Original Traceback (most recent call last):
File "/scratch/crguest/miniconda3/envs/hp120/lib/python3.7/site-packages/torch/utils/data/_utils/worker.py", line 178, in _worker_loop
data = fetcher.fetch(index)
File "/scratch/crguest/miniconda3/envs/hp120/lib/python3.7/site-packages/torch/utils/data/_utils/fetch.py", line 44, in fetch
data = [self.dataset[idx] for idx in possibly_batched_index]
File "/scratch/crguest/miniconda3/envs/hp120/lib/python3.7/site-packages/torch/utils/data/_utils/fetch.py", line 44, in <listcomp>
data = [self.dataset[idx] for idx in possibly_batched_index]
File "/scratch/crguest/miniconda3/envs/hp120/lib/python3.7/site-packages/torchvision/datasets/folder.py", line 138, in __getitem__
sample = self.loader(path)
File "/scratch/crguest/miniconda3/envs/hp120/lib/python3.7/site-packages/torchvision/datasets/folder.py", line 174, in default_loader
return pil_loader(path)
File "/scratch/crguest/miniconda3/envs/hp120/lib/python3.7/site-packages/torchvision/datasets/folder.py", line 156, in pil_loader
img = Image.open(f)
File "/scratch/crguest/miniconda3/envs/hp120/lib/python3.7/site-packages/PIL/Image.py", line 2818, in open
raise IOError("cannot identify image file %r" % (filename if filename else fp))
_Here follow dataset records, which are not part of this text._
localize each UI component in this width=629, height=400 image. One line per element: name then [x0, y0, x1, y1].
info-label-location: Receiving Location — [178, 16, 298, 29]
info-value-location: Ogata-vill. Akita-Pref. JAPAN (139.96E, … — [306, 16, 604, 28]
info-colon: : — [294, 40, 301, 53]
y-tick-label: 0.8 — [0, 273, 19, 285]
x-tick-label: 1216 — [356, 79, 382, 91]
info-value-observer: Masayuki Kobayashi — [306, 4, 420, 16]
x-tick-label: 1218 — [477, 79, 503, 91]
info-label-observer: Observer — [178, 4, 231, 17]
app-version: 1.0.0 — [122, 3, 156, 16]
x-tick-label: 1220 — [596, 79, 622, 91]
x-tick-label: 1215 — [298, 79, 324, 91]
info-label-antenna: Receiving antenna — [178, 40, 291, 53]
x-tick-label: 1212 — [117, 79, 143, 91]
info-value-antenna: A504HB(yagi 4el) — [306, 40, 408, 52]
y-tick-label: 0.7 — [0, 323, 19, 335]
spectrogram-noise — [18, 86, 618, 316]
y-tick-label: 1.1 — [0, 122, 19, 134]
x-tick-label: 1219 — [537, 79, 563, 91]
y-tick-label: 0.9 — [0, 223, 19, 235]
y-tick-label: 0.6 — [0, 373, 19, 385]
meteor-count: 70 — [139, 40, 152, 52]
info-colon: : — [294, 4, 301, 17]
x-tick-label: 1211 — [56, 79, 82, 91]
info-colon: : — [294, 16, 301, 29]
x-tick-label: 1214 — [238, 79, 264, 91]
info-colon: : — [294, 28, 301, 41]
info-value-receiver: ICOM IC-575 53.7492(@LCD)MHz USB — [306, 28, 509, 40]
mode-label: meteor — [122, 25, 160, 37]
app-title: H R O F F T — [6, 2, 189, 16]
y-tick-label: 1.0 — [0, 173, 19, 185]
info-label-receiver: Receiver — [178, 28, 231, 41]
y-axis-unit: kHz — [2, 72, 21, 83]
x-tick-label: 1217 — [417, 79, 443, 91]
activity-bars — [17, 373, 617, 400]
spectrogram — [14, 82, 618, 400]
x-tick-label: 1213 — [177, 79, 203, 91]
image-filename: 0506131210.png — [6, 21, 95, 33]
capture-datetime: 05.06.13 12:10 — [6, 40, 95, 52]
OSError: cannot identify image file <_io.BufferedReader name='/scratch/crguest/data/sen12ms_small/p291.tif_spring/ROIs1158_spring_s2_121_p291.tif'>
(hp120) ➜ data git:(taeil) ✗ ls -al /scratch/crguest/data/sen12ms_small/p291.tif_spring
total 2492
drwxrwxr-x 2 crguest crguest 4096 Mar 5 23:10 .
drwxrwxr-x 247 crguest crguest 45056 Mar 5 23:10 ..
-rwxrwxr-x 1 crguest crguest 262788 Mar 5 23:10 ROIs1158_spring_lc_121_p291.tif
-rwxrwxr-x 1 crguest crguest 525172 Mar 5 23:10 ROIs1158_spring_s1_121_p291.tif
-rwxrwxr-x 1 crguest crguest 1706432 Mar 5 23:10 ROIs1158_spring_s2_121_p291.tif
changed the folder path not to have a dot just in case, but still no luck.
There is no issue with normal jpg images or Tiffs from BigEarthNet. Also, there is no issue with SEN12MS LC image. The issue is with only SEN12MS S1 and S2 images. These sentinal images are having multiple bands in the same image where as BigEarthNet has separate image for each band.
We can reproduce the issue with a simple python script:
from PIL import Image
path = "/scratch/crguest/data/sen12ms_small3/test/p124_summer/ROIs1868_summer_s2_11_p124.tif"
page = Image.open(path)
We are using Image reader from PILLOW https://readthedocs.org/projects/pillow/downloads/pdf/latest/ On page 21? It has the following: However, Pillow doesn’t support user-defined modes; if you need to handle band combinations that are not listed above, use a sequence of Image objects. Checking on that.
There could be a limitation with PyTorch if we stack more channel images in one single Tiff file.
https://github.com/pytorch/vision/issues/514
Comment: "I just discovered a way to do this, I am not sure it can be solution to your problem, but I'll share it in case it can be useful to others. In my case I had multi-channel Tiff images, and I wanted to classify them using CNNs in Pytorch. I honestly gave up on data augmentation using Transforms in Pytorch, and I performed data augmentation offline (let's say in my input folders I have original data as well as augmented ones).
The game changer is however defining your own loader + taking advantage of Tifffile library in python. This is how I did it for my training set (val and test should be the same):"
import tifffile
def my_tiff_loader(filename):
return tifffile.imread(filename)
train_transform = transforms.Compose([transforms.ToTensor()])
train_data = datasets.ImageFolder('PATH TO TRAINSET', loader=my_tiff_loader, transform=train_transform)
Note: S1 has only 2 bands. LC has 4 bands and it is working. But, LC size is small.
Found custom data loader code with SEN12MS. We are unblocked for now. Some additional reading that is helpful for everyone.
So, if we have many stacked or custom mode channels in satellite imagery, then we need to use code that uses rasterio instead of Pillow.
Added additional pipeline and datasources for sen12ms. good progress are made. see the changes on taeil branch. There is chance that we can run pre-training tomorrow.